Wednesday, August 31, 2011
From kindergarten through sixth grade I went to a public school. The summer before I went into seventh grade my mom decided to pull my younger brother and I out and home school us. This past July I registered my own home school with the state of North Carolina and, beginning next week, Kaiya and I will begin our very first year.
I'm really not feeling much pressure about this. She is six and a half and, in my mind, still very young and not ready for much in the way of academics. This is just a personal philosophy and I know others may feel the need to get their children started reading and counting as early as possible. But I will be taking a much more organic approach and leaning toward... this sounds like an oxymoron but I don't know how else to what I mean... structured unschooling. By that I mean keeping my feelers out for what she's ready for/interested in, while, at the same time guiding her toward what I feel is age appropriate. Guidance being key, I really want to focus on child led learning, and trust my children's own inner guidance and the true, natural love of learning that, I feel, dwells in us all.
I wasn't schooled this way at all. My mother used a very traditional approach with curriculums and tests and lessons that left my bottom hurting from sitting at the dining table for so long and my mind constantly wondering.
This is new territory for me, but at the same time, it feels very natural and like I already know just what to do. I'm digging into the Waldorf way of learning, very excited about that. When I first discovered Waldorf the main draw for me was the deemphasise of academics for young students and emphasis on art and beauty and nature and sensitivity and development of the soul, things I feel are essential for the spirit of a young child (or anyone, for that matter). Before I came upon Waldorf education I knew that the traditional approach to schooling left so much lacking for me. So much the growing child should be learning about that is being completely ignored in favor of academics and memorization. Such a huge chunk of what makes us human completely overlooked and the whole child not kept in mind. In my mind, all possibilities are planted inside of a child at birth. But when certain seedlings are left untended, they wither and die.
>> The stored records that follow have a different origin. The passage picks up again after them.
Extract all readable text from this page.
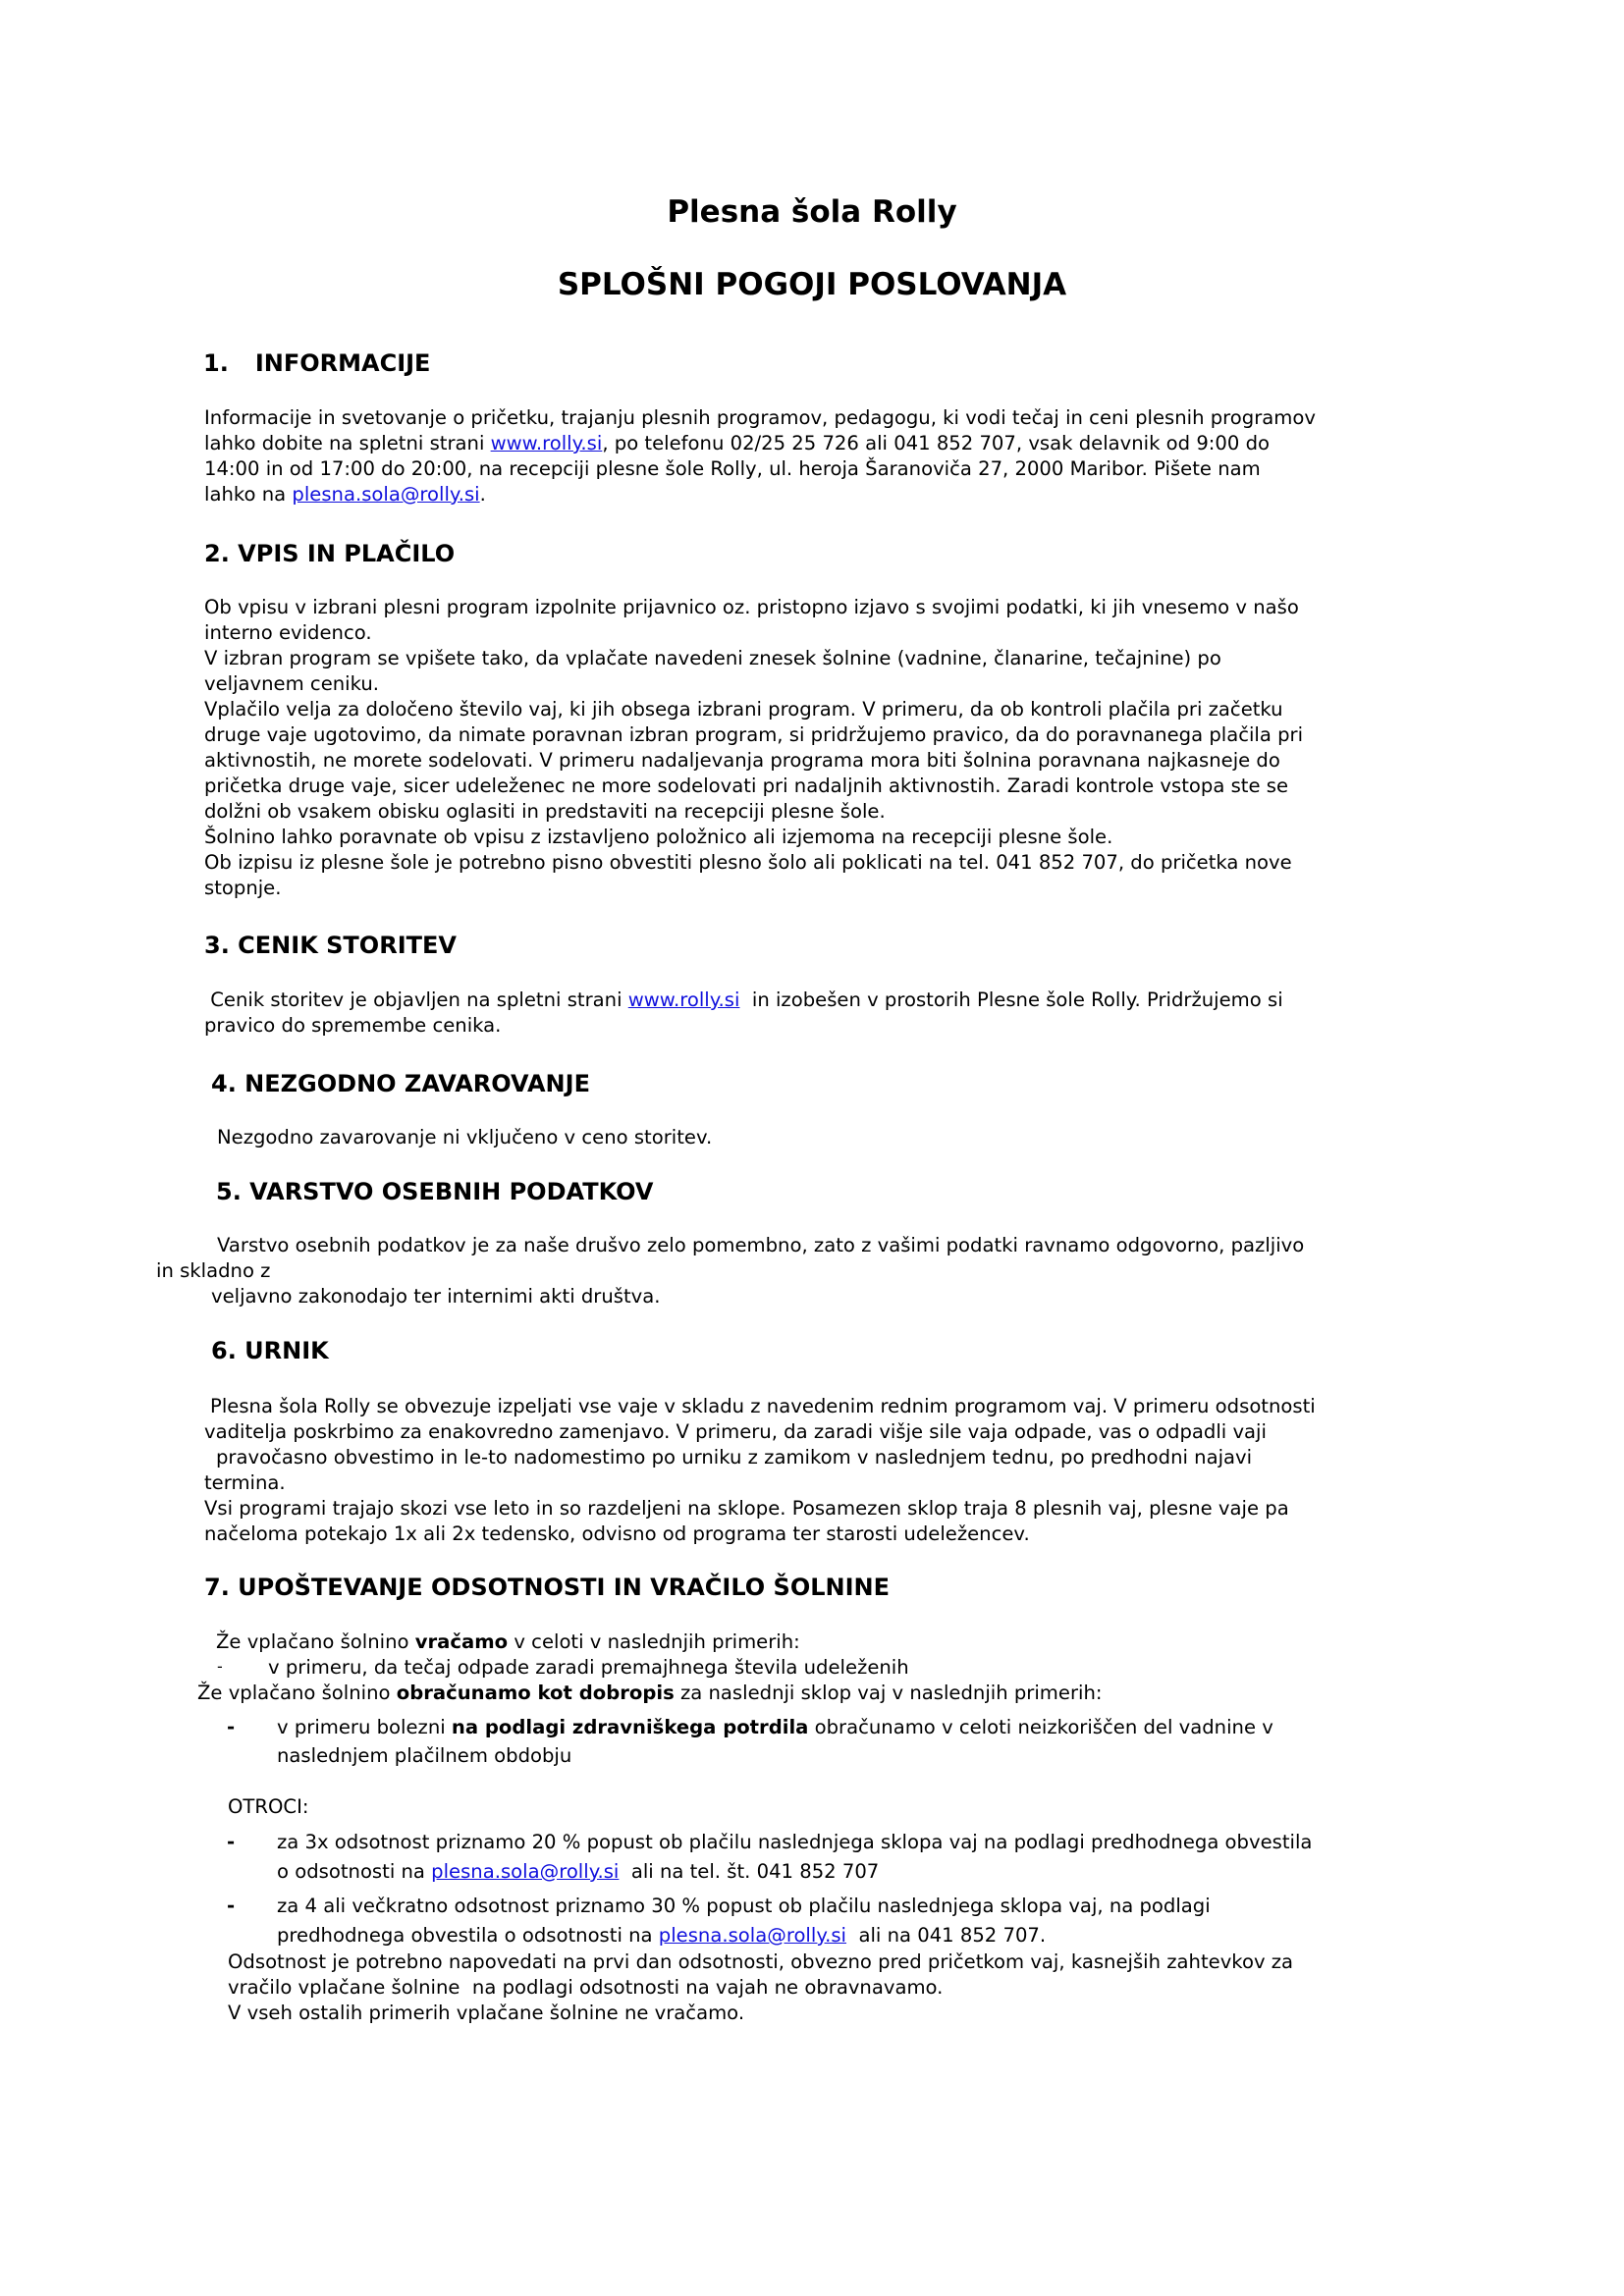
Plesna šola Rolly
SPLOŠNI POGOJI POSLOVANJA
1. INFORMACIJE
Informacije in svetovanje o pričetku, trajanju plesnih programov, pedagogu, ki vodi tečaj in ceni plesnih programov
lahko dobite na spletni strani www.rolly.si, po telefonu 02/25 25 726 ali 041 852 707, vsak delavnik od 9:00 do
14:00 in od 17:00 do 20:00, na recepciji plesne šole Rolly, ul. heroja Šaranoviča 27, 2000 Maribor. Pišete nam
lahko na plesna.sola@rolly.si.
2. VPIS IN PLAČILO
Ob vpisu v izbrani plesni program izpolnite prijavnico oz. pristopno izjavo s svojimi podatki, ki jih vnesemo v našo
interno evidenco.
V izbran program se vpišete tako, da vplačate navedeni znesek šolnine (vadnine, članarine, tečajnine) po
veljavnem ceniku.
Vplačilo velja za določeno število vaj, ki jih obsega izbrani program. V primeru, da ob kontroli plačila pri začetku
druge vaje ugotovimo, da nimate poravnan izbran program, si pridržujemo pravico, da do poravnanega plačila pri
aktivnostih, ne morete sodelovati. V primeru nadaljevanja programa mora biti šolnina poravnana najkasneje do
pričetka druge vaje, sicer udeleženec ne more sodelovati pri nadaljnih aktivnostih. Zaradi kontrole vstopa ste se
dolžni ob vsakem obisku oglasiti in predstaviti na recepciji plesne šole.
Šolnino lahko poravnate ob vpisu z izstavljeno položnico ali izjemoma na recepciji plesne šole.
Ob izpisu iz plesne šole je potrebno pisno obvestiti plesno šolo ali poklicati na tel. 041 852 707, do pričetka nove
stopnje.
3. CENIK STORITEV
Cenik storitev je objavljen na spletni strani www.rolly.si  in izobešen v prostorih Plesne šole Rolly. Pridržujemo si
pravico do spremembe cenika.
4. NEZGODNO ZAVAROVANJE
Nezgodno zavarovanje ni vključeno v ceno storitev.
5. VARSTVO OSEBNIH PODATKOV
Varstvo osebnih podatkov je za naše drušvo zelo pomembno, zato z vašimi podatki ravnamo odgovorno, pazljivo
in skladno z
veljavno zakonodajo ter internimi akti društva.
6. URNIK
Plesna šola Rolly se obvezuje izpeljati vse vaje v skladu z navedenim rednim programom vaj. V primeru odsotnosti
vaditelja poskrbimo za enakovredno zamenjavo. V primeru, da zaradi višje sile vaja odpade, vas o odpadli vaji
pravočasno obvestimo in le-to nadomestimo po urniku z zamikom v naslednjem tednu, po predhodni najavi
termina.
Vsi programi trajajo skozi vse leto in so razdeljeni na sklope. Posamezen sklop traja 8 plesnih vaj, plesne vaje pa
načeloma potekajo 1x ali 2x tedensko, odvisno od programa ter starosti udeležencev.
7. UPOŠTEVANJE ODSOTNOSTI IN VRAČILO ŠOLNINE
Že vplačano šolnino vračamo v celoti v naslednjih primerih:
- v primeru, da tečaj odpade zaradi premajhnega števila udeleženih
Že vplačano šolnino obračunamo kot dobropis za naslednji sklop vaj v naslednjih primerih:
- v primeru bolezni na podlagi zdravniškega potrdila obračunamo v celoti neizkoriščen del vadnine v
naslednjem plačilnem obdobju
OTROCI:
- za 3x odsotnost priznamo 20 % popust ob plačilu naslednjega sklopa vaj na podlagi predhodnega obvestila
o odsotnosti na plesna.sola@rolly.si  ali na tel. št. 041 852 707
- za 4 ali večkratno odsotnost priznamo 30 % popust ob plačilu naslednjega sklopa vaj, na podlagi
predhodnega obvestila o odsotnosti na plesna.sola@rolly.si  ali na 041 852 707.
Odsotnost je potrebno napovedati na prvi dan odsotnosti, obvezno pred pričetkom vaj, kasnejših zahtevkov za
vračilo vplačane šolnine  na podlagi odsotnosti na vajah ne obravnavamo.
V vseh ostalih primerih vplačane šolnine ne vračamo.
So, I will try to strike this delicate balance between my child's leading and my own guidance. We're not gong into this with handbooks or textbooks or folders and #2 pencils. We're going to take this one day at a time and add things where we both see fit.
Also, where I live there is no Waldorf community, the nearest school just opened over an hour and a half away, in Asheville North Carolina. But I do have one friend with a three year old daughter who thinks very much like I do and we are discussing and making plans to form a small co-op, to teach and expose our daughters to various things together. Right now, I am making plans for our first venture into this, a wool 'workshop'. More details on that to come.
That's the plan, one day at a time! I'm very excited to begin this new journey with my daughter.